Муж тяжело шаркает рядом, поддерживая старуху под корявый локоток, бережно направляет её по свободному от предметов руслу. Ясно, с одним глазом без привычки можно налететь на что и на кого угодно. Тем более и второй глаз видит у неё не слишком хорошо. Мутный он какой-то, с катарактой.

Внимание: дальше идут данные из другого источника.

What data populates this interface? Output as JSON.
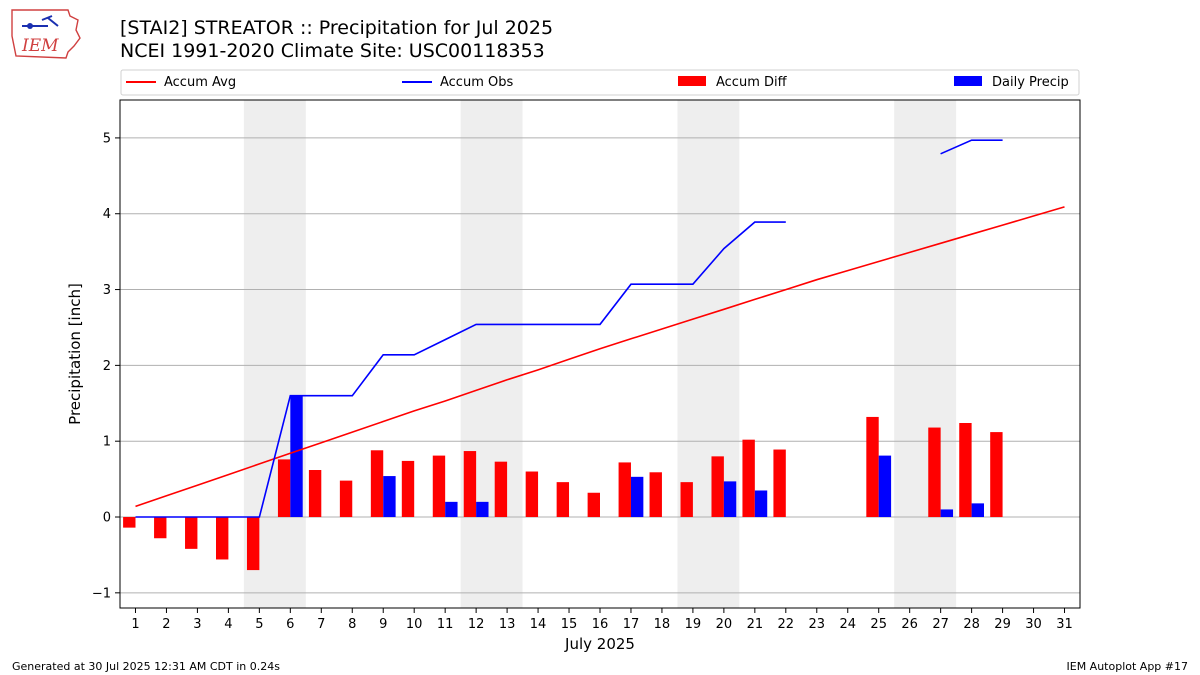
{
  "header": {
    "title_line1": "[STAI2] STREATOR :: Precipitation for Jul 2025",
    "title_line2": "NCEI 1991-2020 Climate Site: USC00118353",
    "logo_text": "IEM"
  },
  "footer": {
    "left": "Generated at 30 Jul 2025 12:31 AM CDT in 0.24s",
    "right": "IEM Autoplot App #17"
  },
  "colors": {
    "avg": "#ff0000",
    "obs": "#0000ff",
    "diff": "#ff0000",
    "daily": "#0000ff",
    "weekend": "#eeeeee",
    "grid": "#b0b0b0"
  },
  "chart_data": {
    "type": "bar",
    "xlabel": "July 2025",
    "ylabel": "Precipitation [inch]",
    "xlim": [
      0.5,
      31.5
    ],
    "ylim": [
      -1.2,
      5.5
    ],
    "yticks": [
      -1,
      0,
      1,
      2,
      3,
      4,
      5
    ],
    "days": [
      1,
      2,
      3,
      4,
      5,
      6,
      7,
      8,
      9,
      10,
      11,
      12,
      13,
      14,
      15,
      16,
      17,
      18,
      19,
      20,
      21,
      22,
      23,
      24,
      25,
      26,
      27,
      28,
      29,
      30,
      31
    ],
    "weekend_spans": [
      [
        4.5,
        6.5
      ],
      [
        11.5,
        13.5
      ],
      [
        18.5,
        20.5
      ],
      [
        25.5,
        27.5
      ]
    ],
    "legend": [
      "Accum Avg",
      "Accum Obs",
      "Accum Diff",
      "Daily Precip"
    ],
    "legend_placement": "top",
    "series": [
      {
        "name": "Accum Avg",
        "kind": "line",
        "values": [
          0.14,
          0.28,
          0.42,
          0.56,
          0.7,
          0.84,
          0.98,
          1.12,
          1.26,
          1.4,
          1.53,
          1.67,
          1.81,
          1.94,
          2.08,
          2.22,
          2.35,
          2.48,
          2.61,
          2.74,
          2.87,
          3.0,
          3.13,
          3.25,
          3.37,
          3.49,
          3.61,
          3.73,
          3.85,
          3.97,
          4.09
        ]
      },
      {
        "name": "Accum Obs",
        "kind": "line",
        "values": [
          0,
          0,
          0,
          0,
          0,
          1.6,
          1.6,
          1.6,
          2.14,
          2.14,
          2.34,
          2.54,
          2.54,
          2.54,
          2.54,
          2.54,
          3.07,
          3.07,
          3.07,
          3.54,
          3.89,
          3.89,
          null,
          null,
          null,
          null,
          4.79,
          4.97,
          4.97,
          null,
          null
        ]
      },
      {
        "name": "Accum Diff",
        "kind": "bar",
        "values": [
          -0.14,
          -0.28,
          -0.42,
          -0.56,
          -0.7,
          0.76,
          0.62,
          0.48,
          0.88,
          0.74,
          0.81,
          0.87,
          0.73,
          0.6,
          0.46,
          0.32,
          0.72,
          0.59,
          0.46,
          0.8,
          1.02,
          0.89,
          null,
          null,
          1.32,
          null,
          1.18,
          1.24,
          1.12,
          null,
          null
        ]
      },
      {
        "name": "Daily Precip",
        "kind": "bar",
        "values": [
          0,
          0,
          0,
          0,
          0,
          1.6,
          0,
          0,
          0.54,
          0,
          0.2,
          0.2,
          0,
          0,
          0,
          0,
          0.53,
          0,
          0,
          0.47,
          0.35,
          0,
          null,
          null,
          0.81,
          null,
          0.1,
          0.18,
          0,
          null,
          null
        ]
      }
    ]
  }
}
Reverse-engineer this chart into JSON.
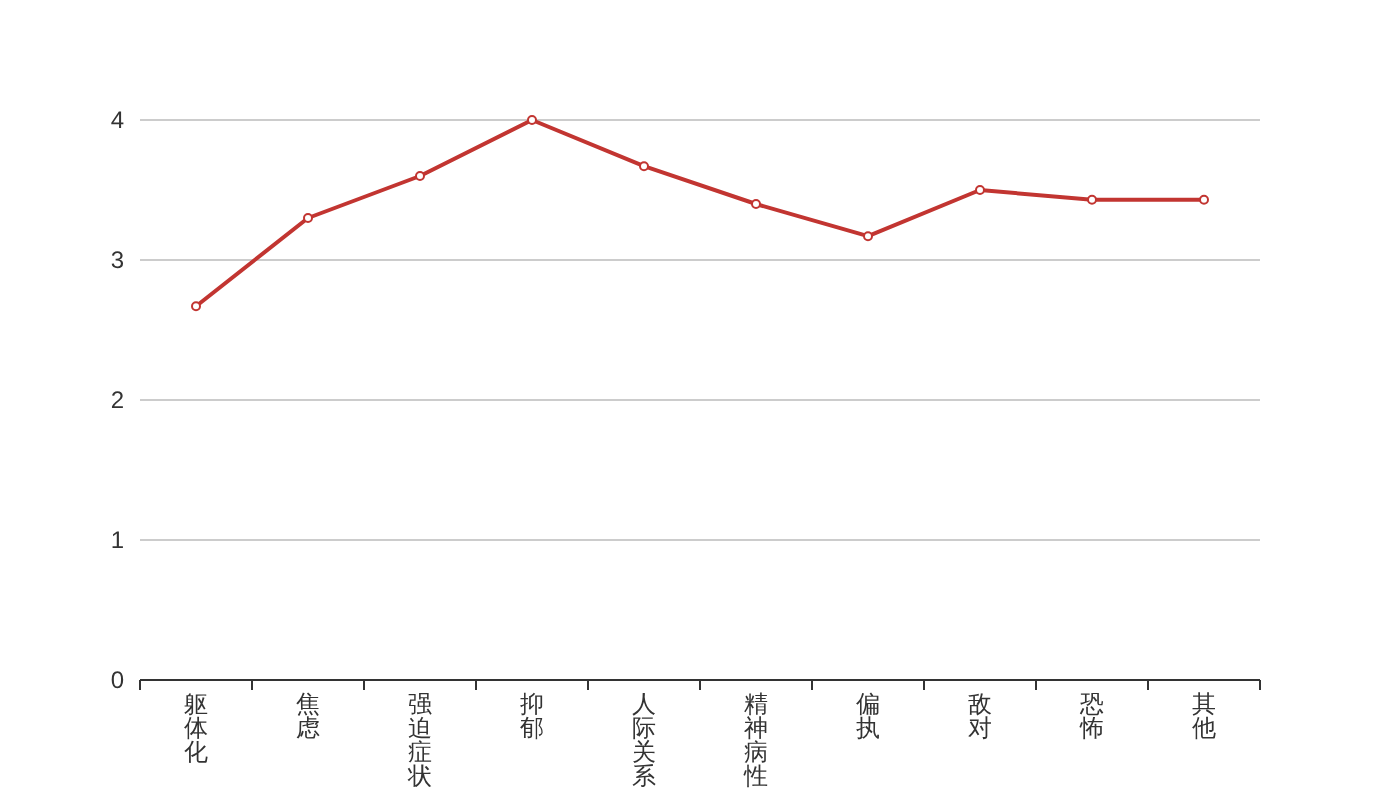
{
  "chart_data": {
    "type": "line",
    "categories": [
      "躯体化",
      "焦虑",
      "强迫症状",
      "抑郁",
      "人际关系",
      "精神病性",
      "偏执",
      "敌对",
      "恐怖",
      "其他"
    ],
    "series": [
      {
        "color": "#c23531",
        "values": [
          2.67,
          3.3,
          3.6,
          4.0,
          3.67,
          3.4,
          3.17,
          3.5,
          3.43,
          3.43
        ]
      }
    ],
    "ylim": [
      0,
      4
    ],
    "yticks": [
      0,
      1,
      2,
      3,
      4
    ],
    "grid": "y",
    "marker": "circle",
    "line_style": "solid"
  }
}
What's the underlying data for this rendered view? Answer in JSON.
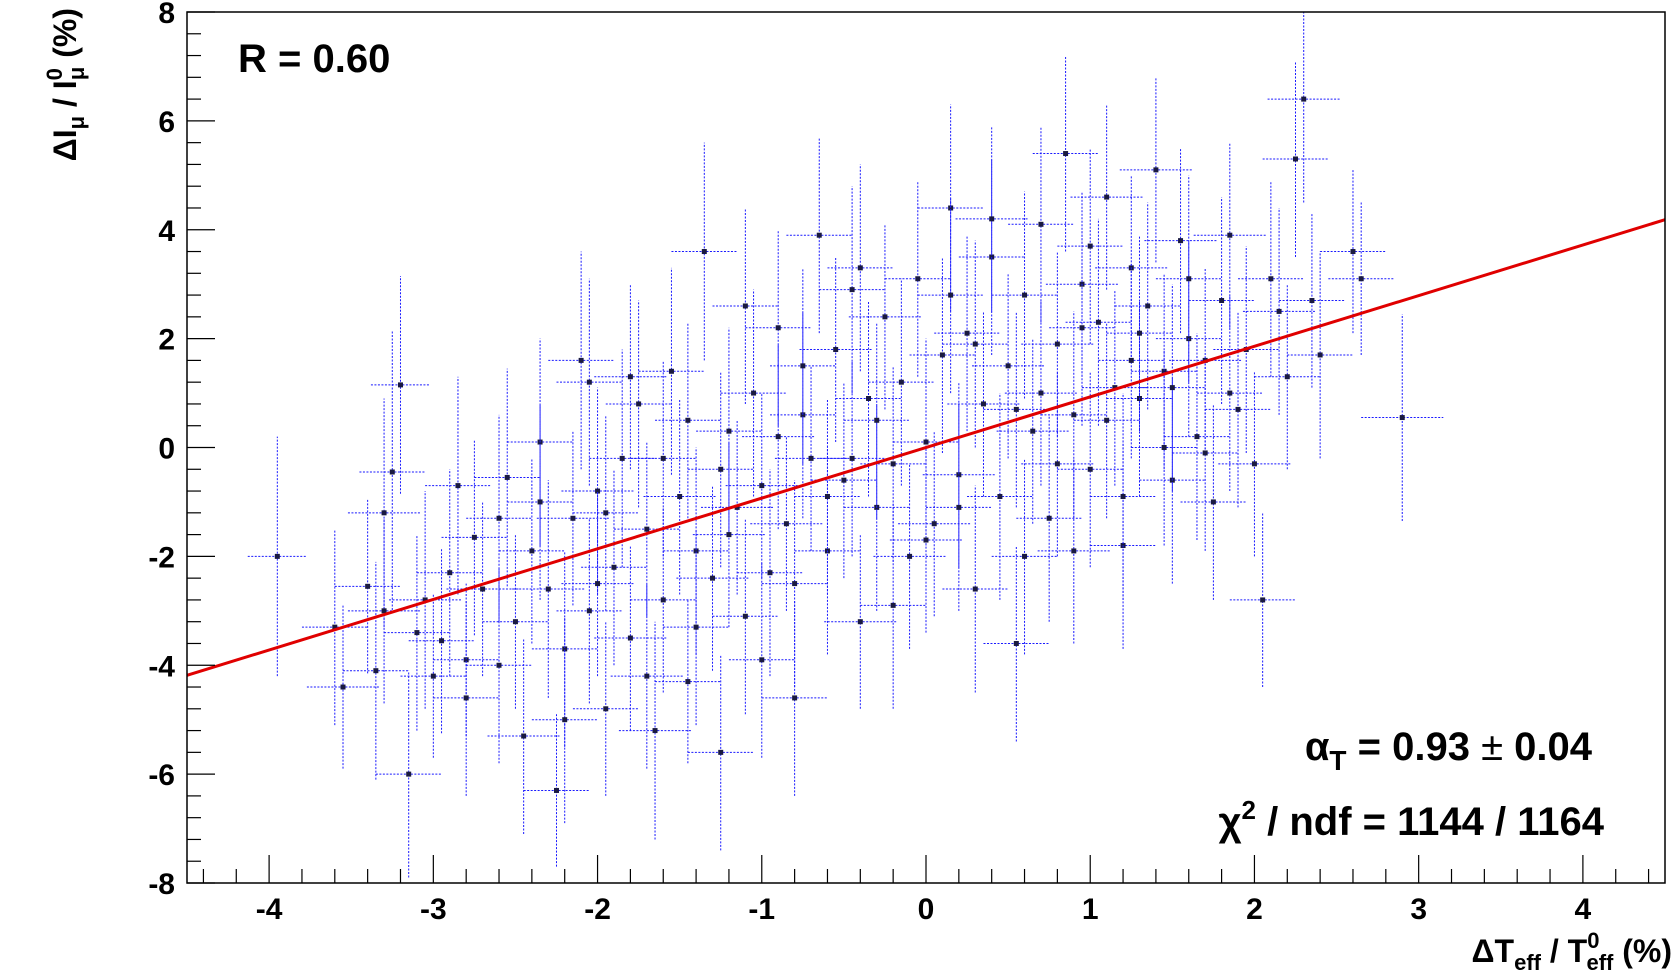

Да, старики, старикашечки, ветераны прошедшей войны. И ведь все они, до единого, тогда жили и что-то живя делали. Так или иначе. Где-то служили, в чём-то участвовали. Хотели они, не хотели — кто их спрашивал? А сколько среди них тех, кто по собственной воле, на благо нации и во имя идей! Бельскому кажется, что идейного ветерана можно распознать. Несмотря на то, что он сморщенный и еле передвигает ноги, и не в силах обойтись без своих ходунков на колёсиках с ручными велосипедными тормозами. Такое, думает он, не может быть не написано на лице и неважно, что писалось оно семьдесят или шестьдесят пять лет назад, такое должно бы оставлять след до конца дней. Несмотря на высокую продолжительность здешней жизни. Так он думает. Но никаких особенных следов, никаких каиновых печатей обнаружить ему ни на ком не удаётся. Точно такие, один к одному, дедульки с бабульками выступали у нас в средних школах и рассказывали о своём беспримерном подвиге в Великой отечественной войне. В общем, старики как старики. Достойны сожаления и сострадания, и чьей-нибудь заботы. Даже тот старый дурак, которого поймала за руку одна из русских соседок Бельского, вызывал только жалость. Даже у Бельского, даже у тех, кто от него пострадал. Этот маразматик выслеживал людей, говорящих по-русски, и царапал гвоздём их машины. А когда соседка схватила его и вызвала полицию, он плакал, просил прощения и говорил, что скоро умрёт.
А те, с печатями, наверно, уже умерли, заняв свои места на кладбищах Европы и мира. Если им, допустим, в тридцать девятом было по двадцать пять-тридцать. А то и по сорок. Конечно, все они передохли. Опять же за каким-нибудь безумно редким исключением, достойным Книги рекордов самого Гиннесса. «Трудно представить себе, — думает Бельский, — что жива ещё какая-то их сволочь из бонз, которой сто шесть лет от роду и которая, если глухотой и аденомой пренебречь, хорошо себя чувствует. И для своего почтенного возраста неплохо выглядит. Трудно, но, к сожалению, можно. Дожил же до таких лет наш Борис Ефимов. Тоже ведь верный солдат партии, боец и борец со всеми возможными врагами — от фашизма до сионизма и Битлов».
Ну вот сколько тому деду, который собирается улицу перейти на зелёный сигнал светофора? Собирается и никак не может собраться. Бельский прикидывает, и у него выходит, что все девяносто.
— Может быть, вам помочь? — спрашивает он у деда. А дед поворачивается к нему слезящимися глазами и улыбкой, и говорит «спасибо, я хочу сам преодолеть».
Короче, почему Бельский думает об их стариках, понятно. Но он и о молодых думает то же самое. Только в сослагательном наклонении. Он думает: «Если бы этот дебил с жёлтым гребнем на исколотой татуировкой башке, если бы он оказался в том времени и в этом самом месте. Как бы повёл себя он в предложенных ему простых обстоятельствах? И главное — смог бы или не смог? А вон та девка с голым животом и с застёжками на губах? В каком-нибудь Дахау или Освенциме, или Бухенвальде, в женском бараке — неужели и она смогла бы? Если б её не ставили каждый день после школы раком, а правильно, с пристрастием, воспитывали?».